Note: This is an article from my old dev blog. External links have been updated, but the text is otherwise reposted verbatim.
So, that tweet went a little bit viral. It’s the classic Game Boy Advance boot-up screen, with the text changed to the oh-so-relatable “I’m Gay”. I could have created this as an animation, but instead I’d spent a couple of days poring over documentation and disassembly to actually modify the sprites in the system’s BIOS file. I thought it might be interesting to share the technical details about that.
For all of my testing I was using the VisualBoyAdvance emulator. It’s got some very nice debug views to visualise the state of the VRAM, a memory viewer, and very helpfully the disassembly of the active program code, along with the ability to step instructions one-by-one.
My initial assumption was that the graphics data would exist in an obvious format in the BIOS, and that I’d be able to spot it just by dumping out the BIOS as an image, mapping each byte to a pixel. I’ve used this technique on other reverse-engineering projects and it’s usually very helpful. In this case, however, I turned up nothing but entropy - no obvious patterned data at all.
I tried zeroing out various parts of the BIOS data, seeing if I could deduce the location of the sprite data. This didn’t work very well - I managed to break the audio chime and later managed to crash the BIOS entirely, so I scrapped that idea pretty quickly.
I reached the conclusion that the data must be compressed in some form, and started looking around for resources about GBA data compression techniques.
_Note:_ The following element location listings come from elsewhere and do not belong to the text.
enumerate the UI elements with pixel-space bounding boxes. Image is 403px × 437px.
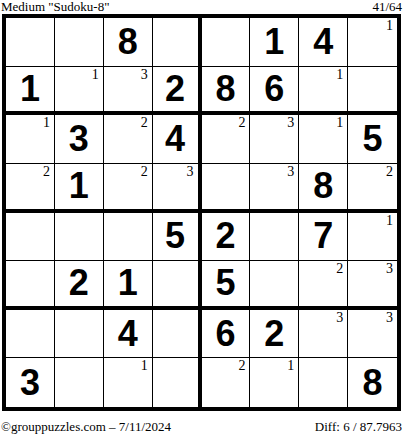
pencil-mark: 2 — [336, 261, 343, 277]
cell-value: 5 — [165, 218, 185, 254]
pencil-mark: 2 — [141, 115, 148, 131]
cell-value: 5 — [363, 121, 383, 157]
sudoku-board: 8141113286113242315212338252712152346233… — [2, 14, 401, 411]
cell-r7c1[interactable] — [6, 310, 55, 359]
cell-value: 8 — [363, 365, 383, 401]
cell-r1c8[interactable]: 1 — [348, 18, 397, 67]
pencil-mark: 2 — [386, 164, 393, 180]
cell-r3c1[interactable]: 1 — [6, 115, 55, 164]
cell-r1c1[interactable] — [6, 18, 55, 67]
cell-r4c2[interactable]: 1 — [55, 164, 104, 213]
cell-r4c6[interactable]: 3 — [250, 164, 299, 213]
header: Medium "Sudoku-8" 41/64 — [0, 0, 403, 14]
cell-r5c7[interactable]: 7 — [299, 213, 348, 262]
cell-r3c4[interactable]: 4 — [153, 115, 202, 164]
cell-r6c3[interactable]: 1 — [104, 261, 153, 310]
cell-r6c6[interactable] — [250, 261, 299, 310]
cell-value: 1 — [118, 265, 138, 301]
pencil-mark: 1 — [43, 115, 50, 131]
cell-r7c2[interactable] — [55, 310, 104, 359]
cell-r8c5[interactable]: 2 — [202, 358, 251, 407]
cell-value: 1 — [69, 168, 89, 204]
cell-r2c6[interactable]: 6 — [250, 67, 299, 116]
cell-r7c6[interactable]: 2 — [250, 310, 299, 359]
cell-value: 1 — [20, 71, 40, 107]
cell-r3c7[interactable]: 1 — [299, 115, 348, 164]
cell-value: 3 — [20, 365, 40, 401]
cell-r8c1[interactable]: 3 — [6, 358, 55, 407]
pencil-mark: 3 — [287, 115, 294, 131]
cell-r8c6[interactable]: 1 — [250, 358, 299, 407]
cell-r8c2[interactable] — [55, 358, 104, 407]
cell-r6c8[interactable]: 3 — [348, 261, 397, 310]
cell-r4c7[interactable]: 8 — [299, 164, 348, 213]
cell-r2c2[interactable]: 1 — [55, 67, 104, 116]
cell-r2c8[interactable] — [348, 67, 397, 116]
pencil-mark: 1 — [386, 213, 393, 229]
cell-r2c7[interactable]: 1 — [299, 67, 348, 116]
cell-r4c5[interactable] — [202, 164, 251, 213]
cell-value: 2 — [264, 316, 284, 352]
pencil-mark: 3 — [187, 164, 194, 180]
cell-r6c2[interactable]: 2 — [55, 261, 104, 310]
cell-value: 8 — [313, 168, 333, 204]
cell-r1c7[interactable]: 4 — [299, 18, 348, 67]
cell-value: 4 — [118, 316, 138, 352]
cell-r6c5[interactable]: 5 — [202, 261, 251, 310]
cell-r5c5[interactable]: 2 — [202, 213, 251, 262]
cell-r6c7[interactable]: 2 — [299, 261, 348, 310]
cell-r2c4[interactable]: 2 — [153, 67, 202, 116]
cell-r5c6[interactable] — [250, 213, 299, 262]
cell-r8c4[interactable] — [153, 358, 202, 407]
cell-r4c3[interactable]: 2 — [104, 164, 153, 213]
cell-r7c4[interactable] — [153, 310, 202, 359]
cell-r1c2[interactable] — [55, 18, 104, 67]
cell-r1c4[interactable] — [153, 18, 202, 67]
cell-r4c4[interactable]: 3 — [153, 164, 202, 213]
puzzle-counter: 41/64 — [372, 0, 402, 14]
cell-r7c8[interactable]: 3 — [348, 310, 397, 359]
cell-value: 3 — [69, 121, 89, 157]
cell-r1c5[interactable] — [202, 18, 251, 67]
footer: ©grouppuzzles.com – 7/11/2024 Diff: 6 / … — [0, 420, 403, 434]
pencil-mark: 3 — [336, 310, 343, 326]
cell-value: 4 — [165, 121, 185, 157]
pencil-mark: 2 — [238, 115, 245, 131]
cell-value: 1 — [264, 24, 284, 60]
cell-value: 8 — [118, 24, 138, 60]
cell-r7c7[interactable]: 3 — [299, 310, 348, 359]
cell-value: 2 — [165, 71, 185, 107]
cell-r1c3[interactable]: 8 — [104, 18, 153, 67]
cell-r5c4[interactable]: 5 — [153, 213, 202, 262]
cell-r3c5[interactable]: 2 — [202, 115, 251, 164]
cell-r7c3[interactable]: 4 — [104, 310, 153, 359]
cell-value: 6 — [264, 71, 284, 107]
pencil-mark: 2 — [141, 164, 148, 180]
pencil-mark: 2 — [43, 164, 50, 180]
cell-r8c8[interactable]: 8 — [348, 358, 397, 407]
cell-value: 2 — [215, 218, 235, 254]
cell-r7c5[interactable]: 6 — [202, 310, 251, 359]
puzzle-title: Medium "Sudoku-8" — [1, 0, 109, 14]
cell-r6c4[interactable] — [153, 261, 202, 310]
cell-r5c1[interactable] — [6, 213, 55, 262]
pencil-mark: 1 — [92, 67, 99, 83]
cell-r6c1[interactable] — [6, 261, 55, 310]
pencil-mark: 1 — [336, 115, 343, 131]
pencil-mark: 1 — [386, 18, 393, 34]
pencil-mark: 3 — [386, 310, 393, 326]
cell-r4c8[interactable]: 2 — [348, 164, 397, 213]
cell-r3c8[interactable]: 5 — [348, 115, 397, 164]
cell-r2c1[interactable]: 1 — [6, 67, 55, 116]
cell-r5c8[interactable]: 1 — [348, 213, 397, 262]
pencil-mark: 2 — [238, 358, 245, 374]
cell-value: 4 — [313, 24, 333, 60]
cell-value: 7 — [313, 218, 333, 254]
pencil-mark: 3 — [287, 164, 294, 180]
puzzle-page: Medium "Sudoku-8" 41/64 8141113286113242… — [0, 0, 403, 437]
cell-value: 2 — [69, 265, 89, 301]
cell-r3c6[interactable]: 3 — [250, 115, 299, 164]
pencil-mark: 3 — [386, 261, 393, 277]
cell-r8c3[interactable]: 1 — [104, 358, 153, 407]
cell-r5c2[interactable] — [55, 213, 104, 262]
pencil-mark: 1 — [287, 358, 294, 374]
pencil-mark: 1 — [336, 67, 343, 83]
cell-r4c1[interactable]: 2 — [6, 164, 55, 213]
cell-r2c3[interactable]: 3 — [104, 67, 153, 116]
cell-value: 8 — [215, 71, 235, 107]
cell-r2c5[interactable]: 8 — [202, 67, 251, 116]
copyright-text: ©grouppuzzles.com – 7/11/2024 — [1, 420, 171, 434]
cell-r8c7[interactable] — [299, 358, 348, 407]
cell-value: 6 — [215, 316, 235, 352]
cell-r3c3[interactable]: 2 — [104, 115, 153, 164]
difficulty-text: Diff: 6 / 87.7963 — [315, 420, 402, 434]
cell-r3c2[interactable]: 3 — [55, 115, 104, 164]
cell-r1c6[interactable]: 1 — [250, 18, 299, 67]
cell-value: 5 — [215, 265, 235, 301]
pencil-mark: 1 — [141, 358, 148, 374]
cell-r5c3[interactable] — [104, 213, 153, 262]
pencil-mark: 3 — [141, 67, 148, 83]
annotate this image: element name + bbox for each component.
I stumbled across a project called dsdecmp which contained code for compression and decompression with various algorithms used by the GBA and DS systems, and thought it might be useful.
I tried running dsdecmp’s LZ77 decompressor on the BIOS, starting at each point in the BIOS that could feasibly match the LZ77 data header, in the hopes that I could find the compressed sprite data by sheer brute force, but this also turned up a dead end.
Eventually I realised I was going to have to get my hands dirty, and by stepping through the BIOS code one instruction at a time using VBA’s disassembler, I was able to identify the following data flow:
- Copy
$370
bytes from$0000332C
to$03000564
- Decompress
$370
bytes from$03000564
into$3C0
bytes at$03001564
- Decompress
$3C0
bytes from$03001564
into$800
bytes at$03000564
- Expand
$800
bytes of 2bit graphics data from$03000564
into$2000
bytes of 8bit graphics data at$06000040
A quick note about the GBA memory layout. The BIOS is mapped at address range $00000000-$00003FFF
, there’s some general-purpose RAM starting at $03000000
, and VRAM starts at $06000000
. There are various other parts of addressable memory but they’re not relevant here. (source: GBATEK)
So it’s copying some compressed data from the BIOS into IRAM, decompressing it twice in IRAM, and then expanding it while copying into VRAM. After a little while reading the GBATEK documentation and comparing against the compressed data, I was able to determine from the header bytes that the first compression pass is Huffman and the second pass is LZ77. So I think the BIOS is actually performing the following steps using the BIOS decompression functions:
MemCopy($0000332C, $03000564, $370); // likely using CpuSet or CpuFastSet
HuffUnCompReadNormal($03000564, $03001564);
LZ77UnCompReadNormalWrite8bit($03001564, $03000564);
BitUnPack($03000564, $06000040, {
sourceLength: $800,
sourceWidth: 2,
destWidth: 8,
dataOffset: 0
});
I was able to bodge together some C# code to extract the sprite data and dump it out to an image file. I then bodged together some more code to read the image file, cut it down to 2 bits per pixel, and compress the data in the manner the BIOS expects. I could then just modify the image file, run the code, and I’d get a modified BIOS file with the new sprites.
This doesn’t work all the time though. If the sprites have too much entropy, the compression won’t be able to keep the data under $370
bytes, and I think the halfway-stage compressed data has an upper size limit too. Thankfully I managed to get the data I wanted under the size limit, but I did have a couple of failed attempts while experimenting.
While I’m sure plenty of you want my tooling for this, I won’t be releasing it. It’s a hacky and buggy mess I’m not particularly proud of, and I don’t really feel like tidying it up or fielding support requests. This should have given you enough detail to build a comparable tool yourself if you’re really determined though ;)
Oh, and there was a bonus GDPR joke tweet that blew up a bit too, made with the same techniques.